Nach dem Friedensvertrag von Brest-Litowsk marschierten deutsche und österreichisch-ungarische Truppen in die Ukraine ein, um das pro-deutsche Regime des Hetman Skoropadskyj zu stützen. Machno ging in den Untergrund und begann einen gnadenlosen Partisanenkrieg gegen die Besatzer und ihre lokalen Verbündeten.

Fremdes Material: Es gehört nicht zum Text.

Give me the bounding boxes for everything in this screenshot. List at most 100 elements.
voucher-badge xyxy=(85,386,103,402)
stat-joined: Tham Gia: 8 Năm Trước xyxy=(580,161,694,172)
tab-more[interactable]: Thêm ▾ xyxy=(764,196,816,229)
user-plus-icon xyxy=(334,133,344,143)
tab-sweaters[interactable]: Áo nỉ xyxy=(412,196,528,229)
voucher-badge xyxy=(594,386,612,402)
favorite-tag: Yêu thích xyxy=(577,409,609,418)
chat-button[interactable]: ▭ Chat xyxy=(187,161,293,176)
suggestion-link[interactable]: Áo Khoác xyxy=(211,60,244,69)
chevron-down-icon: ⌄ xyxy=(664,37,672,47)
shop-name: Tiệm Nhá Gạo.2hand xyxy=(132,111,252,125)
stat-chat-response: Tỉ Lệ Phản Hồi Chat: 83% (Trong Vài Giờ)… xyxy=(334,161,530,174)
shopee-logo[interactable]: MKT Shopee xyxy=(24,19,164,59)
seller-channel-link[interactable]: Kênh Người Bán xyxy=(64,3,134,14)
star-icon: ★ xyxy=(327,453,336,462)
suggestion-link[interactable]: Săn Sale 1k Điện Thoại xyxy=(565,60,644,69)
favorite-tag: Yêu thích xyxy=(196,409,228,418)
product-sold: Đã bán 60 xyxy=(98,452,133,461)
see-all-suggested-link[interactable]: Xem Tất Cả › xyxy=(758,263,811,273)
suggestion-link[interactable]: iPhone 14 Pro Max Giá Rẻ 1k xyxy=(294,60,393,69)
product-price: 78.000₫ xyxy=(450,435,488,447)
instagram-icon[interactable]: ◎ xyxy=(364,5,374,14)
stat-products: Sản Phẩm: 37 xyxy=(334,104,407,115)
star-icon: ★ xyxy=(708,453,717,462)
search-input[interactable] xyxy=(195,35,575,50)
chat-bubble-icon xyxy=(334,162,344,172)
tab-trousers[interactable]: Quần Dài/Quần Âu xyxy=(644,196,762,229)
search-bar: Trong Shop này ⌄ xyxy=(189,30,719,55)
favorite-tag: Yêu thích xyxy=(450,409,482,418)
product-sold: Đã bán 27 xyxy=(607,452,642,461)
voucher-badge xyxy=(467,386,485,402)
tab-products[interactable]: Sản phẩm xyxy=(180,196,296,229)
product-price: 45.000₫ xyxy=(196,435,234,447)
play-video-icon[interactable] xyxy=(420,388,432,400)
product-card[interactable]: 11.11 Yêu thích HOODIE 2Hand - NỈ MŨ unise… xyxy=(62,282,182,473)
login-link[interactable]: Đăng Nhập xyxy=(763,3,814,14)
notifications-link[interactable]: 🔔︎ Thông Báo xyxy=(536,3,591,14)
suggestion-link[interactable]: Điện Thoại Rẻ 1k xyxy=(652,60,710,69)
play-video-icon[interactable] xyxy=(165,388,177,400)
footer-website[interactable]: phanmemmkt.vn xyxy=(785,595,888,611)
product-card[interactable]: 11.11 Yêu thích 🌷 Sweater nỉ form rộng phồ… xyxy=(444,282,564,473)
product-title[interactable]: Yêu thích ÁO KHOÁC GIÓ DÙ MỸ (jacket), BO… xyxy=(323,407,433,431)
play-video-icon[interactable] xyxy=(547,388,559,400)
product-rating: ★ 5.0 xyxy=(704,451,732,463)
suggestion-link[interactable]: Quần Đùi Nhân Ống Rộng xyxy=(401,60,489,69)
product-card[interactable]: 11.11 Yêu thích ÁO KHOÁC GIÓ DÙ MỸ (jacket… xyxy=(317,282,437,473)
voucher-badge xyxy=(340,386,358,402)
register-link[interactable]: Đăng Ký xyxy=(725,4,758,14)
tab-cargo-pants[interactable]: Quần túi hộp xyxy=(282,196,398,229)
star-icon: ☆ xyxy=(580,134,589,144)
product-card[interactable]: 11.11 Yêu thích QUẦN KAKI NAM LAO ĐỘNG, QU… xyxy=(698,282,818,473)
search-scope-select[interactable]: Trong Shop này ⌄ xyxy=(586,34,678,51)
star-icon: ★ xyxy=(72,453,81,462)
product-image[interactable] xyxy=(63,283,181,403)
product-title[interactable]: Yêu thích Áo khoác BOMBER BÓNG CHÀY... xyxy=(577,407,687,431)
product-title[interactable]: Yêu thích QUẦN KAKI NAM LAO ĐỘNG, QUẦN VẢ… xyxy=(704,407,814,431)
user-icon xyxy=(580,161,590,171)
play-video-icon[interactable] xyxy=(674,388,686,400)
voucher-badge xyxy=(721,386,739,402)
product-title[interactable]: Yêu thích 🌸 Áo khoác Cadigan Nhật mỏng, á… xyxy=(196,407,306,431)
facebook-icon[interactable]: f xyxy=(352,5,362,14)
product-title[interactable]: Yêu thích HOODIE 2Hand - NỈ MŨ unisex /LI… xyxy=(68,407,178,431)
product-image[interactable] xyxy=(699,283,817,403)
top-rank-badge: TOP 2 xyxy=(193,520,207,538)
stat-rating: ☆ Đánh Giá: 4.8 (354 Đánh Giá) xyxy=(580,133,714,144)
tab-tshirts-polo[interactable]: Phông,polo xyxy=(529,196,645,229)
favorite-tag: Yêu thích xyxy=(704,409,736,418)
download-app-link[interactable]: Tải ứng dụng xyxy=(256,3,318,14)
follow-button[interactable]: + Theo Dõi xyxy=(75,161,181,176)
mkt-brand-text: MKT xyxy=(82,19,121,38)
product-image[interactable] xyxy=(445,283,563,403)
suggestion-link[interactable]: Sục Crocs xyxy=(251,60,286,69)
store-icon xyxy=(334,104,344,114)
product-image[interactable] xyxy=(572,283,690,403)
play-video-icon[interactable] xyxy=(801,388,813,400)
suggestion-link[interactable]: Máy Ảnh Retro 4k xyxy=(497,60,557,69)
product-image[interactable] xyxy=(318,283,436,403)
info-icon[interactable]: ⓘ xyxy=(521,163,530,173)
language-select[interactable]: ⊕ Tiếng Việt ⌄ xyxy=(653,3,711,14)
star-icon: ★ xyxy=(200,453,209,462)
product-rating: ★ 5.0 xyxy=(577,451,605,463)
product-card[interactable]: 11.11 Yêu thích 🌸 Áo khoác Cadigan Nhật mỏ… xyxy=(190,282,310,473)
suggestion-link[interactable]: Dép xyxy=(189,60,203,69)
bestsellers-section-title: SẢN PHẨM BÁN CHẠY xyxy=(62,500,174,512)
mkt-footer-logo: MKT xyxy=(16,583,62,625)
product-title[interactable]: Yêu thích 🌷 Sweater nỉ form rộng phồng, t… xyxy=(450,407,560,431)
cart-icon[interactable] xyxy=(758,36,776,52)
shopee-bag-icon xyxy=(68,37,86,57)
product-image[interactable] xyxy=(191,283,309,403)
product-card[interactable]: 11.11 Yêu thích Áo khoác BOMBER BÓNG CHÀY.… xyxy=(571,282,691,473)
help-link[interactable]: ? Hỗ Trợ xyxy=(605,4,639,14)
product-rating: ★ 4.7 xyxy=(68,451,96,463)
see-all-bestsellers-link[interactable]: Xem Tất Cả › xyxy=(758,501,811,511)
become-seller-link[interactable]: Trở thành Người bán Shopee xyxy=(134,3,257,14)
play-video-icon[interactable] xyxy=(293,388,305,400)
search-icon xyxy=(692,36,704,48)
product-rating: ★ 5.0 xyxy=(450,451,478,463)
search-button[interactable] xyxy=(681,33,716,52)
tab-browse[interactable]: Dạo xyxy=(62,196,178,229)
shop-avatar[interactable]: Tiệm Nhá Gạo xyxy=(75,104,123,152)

Er ging nach Moskau und traf Lenin. Möglicherweise war es der bolschewistische Führer, der den jungen Revolutionär zur Zusammenarbeit überredete, was sich später als schlechtes Omen für Machno und seine Leute herausstellte. In seinen Memoiren nannte Nestor Machno Lenin jedoch „weise“ und wies darauf hin, dass er ein Händchen dafür hatte, Menschen anzuziehen und sie davon zu überzeugen, in seinem Sinne zu handeln.

Machnos Guerillataktik war äußerst erfolgreich. Seine Armee, bekannt für ihre Mobilität (viel Kavallerie und berittene Maschinengewehr-Karren, die Tatschankas), wuchs stetig. Sie kontrollierte ein großes Gebiet in der Südukraine mit Huljajpole als inoffizieller Hauptstadt. Die Kämpfe waren äußerst brutal. Machnos Revolutionäre Aufständische Armee der Ukraine (RPAU) war eine hocheffiziente, vorwiegend aus Bauern bestehende Guerilla-Armee.

1919 und 1920 verbündete sich Machno mehrmals taktisch mit der Roten Armee der Bolschewiki gegen ihre gemeinsamen Feinde: die zaristischen Weißen Armeen (unter Denikin und später Wrangel) und ukrainische Nationalisten (Petljura). Diese Allianz war immer von Misstrauen geprägt, da die politischen Ziele fundamental unterschiedlich waren.

Für die monarchistischen Kräfte war Machno der Inbegriff des blutrünstigen, gesetzlosen Bauernrebellen, der Chaos und Terror verbreitete. Die antisemitische Propaganda der Weißen stellte ihn oft in Verbindung mit „jüdischen Verschwörungen“.

Im Herbst 1919, als Denikins Truppen auf Moskau vorrückten, führte Machno einen spektakulären Hinterland-Feldzug. Seine Armee durchbrach die weißen Linien, zerstörte Nachschublinien und eroberte kurzzeitig große Städte wie Jekaterinoslaw (heute Dnipro). Dieser Schlag trug maßgeblich zum Zusammenbruch von Denikins Offensive bei. Später, im Jahr 1920, war seine Armee entscheidend an der Niederlage von Wrangels Truppen auf der Krim beteiligt.

In dieser Phase war Machno ein Verbündeter der Roten Armee, da beide den gemeinsamen Feind, die Weißen, bekämpften. Er überwarf sich jedoch bald wegen ideologischer Fragen mit den Bolschewiki, und sie konfiszierten seine gesamte Beute, die bereits in die Wagen geladen war. Sie stahlen die „Trophäen“ auch während des Gegenangriffs von Petljuras Reserve auf Jekaterinoslaw am 31. Dezember 1918, wodurch die Anarchisten schwere Verluste erlitten. Dies war das erste Mal, dass Machno von Soldaten der Roten Armee verraten wurde.

In den von ihr kontrollierten Gebieten setzte die Machnowschtschina ihre anarchistischen Ideale teilweise um: Land wurde an die Bauern verteilt, Betriebe von den Arbeitern selbst verwaltet. Es herrschte Presse- und Versammlungsfreiheit für alle linken Gruppen. Gleichzeitig war die Region ständiger Kriegsschauplatz, was zu Gewalt und willkürlichen Hinrichtungen auf allen Seiten führte.